The Supreme Court properly denied the mother's cross motion to vacate the order of protection. Although Penal Law § 240.30(1) could not serve as the basis for the order of protection, as that statute has been struck down by the Court of Appeals as unconstitutionally vague and overbroad (see
People v. Golb, 23 N.Y.3d 455, 991 N.Y.S.2d 792, 15 N.E.3d 805 ; Matter of Arnold v. Arnold, 119 A.D.3d 938, 989 N.Y.S.2d 879 ), the court properly found that the proof adduced at the hearing also established that the mother committed the family offense of harassment in the second degree (see Matter of Maureen H. v. Bryon I., 140 A.D.3d 1408, 1410, 34 N.Y.S.3d 253 ). The evidence demonstrated that the mother, with the intent to harass, annoy, or alarm the father, engaged in a course of conduct which alarmed and seriously annoyed the father, and which served no legitimate purpose (see Family Ct. Act § 812[1] ; Penal Law § 240.26[3] ; see also Matter of Frimer v.

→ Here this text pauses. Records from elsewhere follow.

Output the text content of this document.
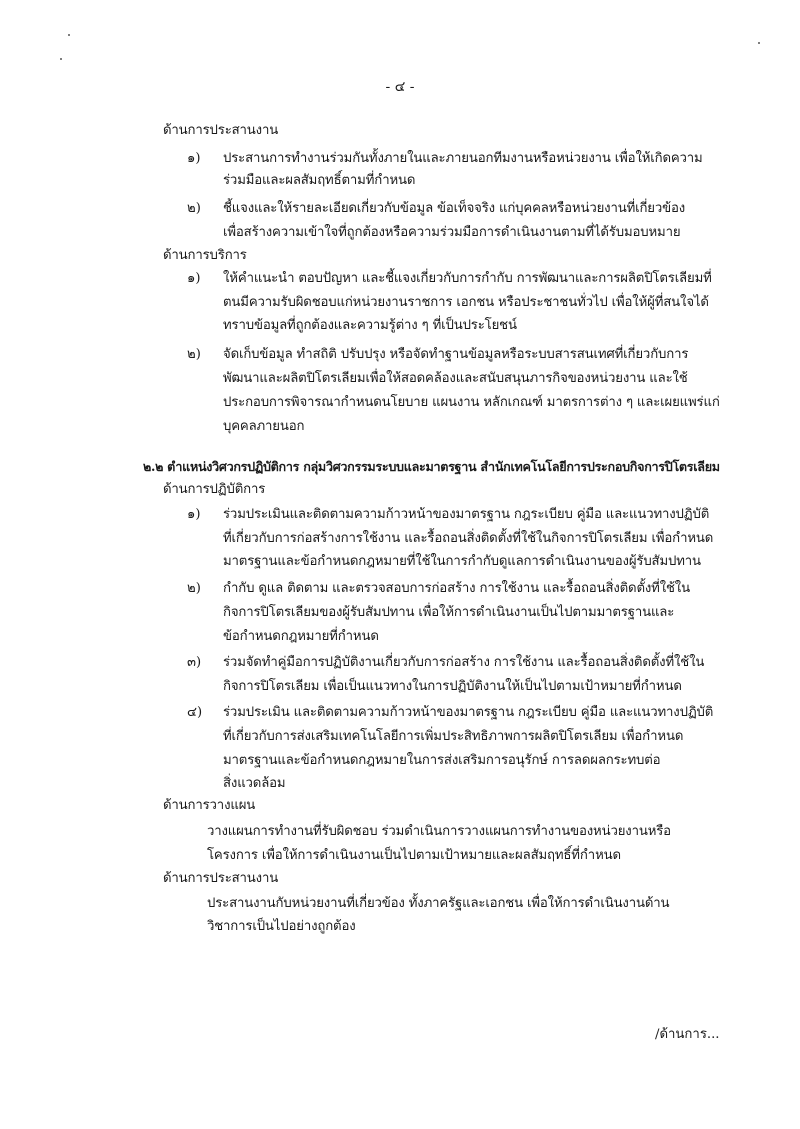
- ๔ -
ด้านการประสานงาน
๑) ประสานการทำงานร่วมกันทั้งภายในและภายนอกทีมงานหรือหน่วยงาน เพื่อให้เกิดความ
ร่วมมือและผลสัมฤทธิ์ตามที่กำหนด
๒) ชี้แจงและให้รายละเอียดเกี่ยวกับข้อมูล ข้อเท็จจริง แก่บุคคลหรือหน่วยงานที่เกี่ยวข้อง
เพื่อสร้างความเข้าใจที่ถูกต้องหรือความร่วมมือการดำเนินงานตามที่ได้รับมอบหมาย
ด้านการบริการ
๑) ให้คำแนะนำ ตอบปัญหา และชี้แจงเกี่ยวกับการกำกับ การพัฒนาและการผลิตปิโตรเลียมที่
ตนมีความรับผิดชอบแก่หน่วยงานราชการ เอกชน หรือประชาชนทั่วไป เพื่อให้ผู้ที่สนใจได้
ทราบข้อมูลที่ถูกต้องและความรู้ต่าง ๆ ที่เป็นประโยชน์
๒) จัดเก็บข้อมูล ทำสถิติ ปรับปรุง หรือจัดทำฐานข้อมูลหรือระบบสารสนเทศที่เกี่ยวกับการ
พัฒนาและผลิตปิโตรเลียมเพื่อให้สอดคล้องและสนับสนุนภารกิจของหน่วยงาน และใช้
ประกอบการพิจารณากำหนดนโยบาย แผนงาน หลักเกณฑ์ มาตรการต่าง ๆ และเผยแพร่แก่
บุคคลภายนอก
๒.๒ ตำแหน่งวิศวกรปฏิบัติการ กลุ่มวิศวกรรมระบบและมาตรฐาน สำนักเทคโนโลยีการประกอบกิจการปิโตรเลียม
ด้านการปฏิบัติการ
๑) ร่วมประเมินและติดตามความก้าวหน้าของมาตรฐาน กฎระเบียบ คู่มือ และแนวทางปฏิบัติ
ที่เกี่ยวกับการก่อสร้างการใช้งาน และรื้อถอนสิ่งติดตั้งที่ใช้ในกิจการปิโตรเลียม เพื่อกำหนด
มาตรฐานและข้อกำหนดกฎหมายที่ใช้ในการกำกับดูแลการดำเนินงานของผู้รับสัมปทาน
๒) กำกับ ดูแล ติดตาม และตรวจสอบการก่อสร้าง การใช้งาน และรื้อถอนสิ่งติดตั้งที่ใช้ใน
กิจการปิโตรเลียมของผู้รับสัมปทาน เพื่อให้การดำเนินงานเป็นไปตามมาตรฐานและ
ข้อกำหนดกฎหมายที่กำหนด
๓) ร่วมจัดทำคู่มือการปฏิบัติงานเกี่ยวกับการก่อสร้าง การใช้งาน และรื้อถอนสิ่งติดตั้งที่ใช้ใน
กิจการปิโตรเลียม เพื่อเป็นแนวทางในการปฏิบัติงานให้เป็นไปตามเป้าหมายที่กำหนด
๔) ร่วมประเมิน และติดตามความก้าวหน้าของมาตรฐาน กฎระเบียบ คู่มือ และแนวทางปฏิบัติ
ที่เกี่ยวกับการส่งเสริมเทคโนโลยีการเพิ่มประสิทธิภาพการผลิตปิโตรเลียม เพื่อกำหนด
มาตรฐานและข้อกำหนดกฎหมายในการส่งเสริมการอนุรักษ์ การลดผลกระทบต่อ
สิ่งแวดล้อม
ด้านการวางแผน
วางแผนการทำงานที่รับผิดชอบ ร่วมดำเนินการวางแผนการทำงานของหน่วยงานหรือ
โครงการ เพื่อให้การดำเนินงานเป็นไปตามเป้าหมายและผลสัมฤทธิ์ที่กำหนด
ด้านการประสานงาน
ประสานงานกับหน่วยงานที่เกี่ยวข้อง ทั้งภาครัฐและเอกชน เพื่อให้การดำเนินงานด้าน
วิชาการเป็นไปอย่างถูกต้อง
/ด้านการ...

Frimer, 143 A.D.3d 895, 896, 39 N.Y.S.3d 226 ; Matter of Pochat v. Pochat, 125 A.D.3d 660, 661–662, 3 N.Y.S.3d 112 ). Accordingly, there is no basis to disturb the order of protection.
Moreover, as the mother admitted that she sent a text message to the father in violation of the order of protection, the Supreme Court properly found her to be in contempt (see Matter of Lapham v. Osik, 83 A.D.3d 941, 920 N.Y.S.2d 706 ; Matter of People v. Hooks, 64 A.D.3d 1075, 1076, 883 N.Y.S.2d 378 ; Matter of Rubackin v. Rubackin, 62 A.D.3d 11, 22, 875 N.Y.S.2d 90 ; Matter of Garbitelli v. Broyles, 257 A.D.2d 621, 684 N.Y.S.2d 292 ).
Finally, the Supreme Court providently exercised its discretion in awarding attorneys' fees to the father (see Domestic Relations Law § 238 ; Pelgrim v. Pelgrim, 127 A.D.3d 710, 714, 7 N.Y.S.3d 305 ).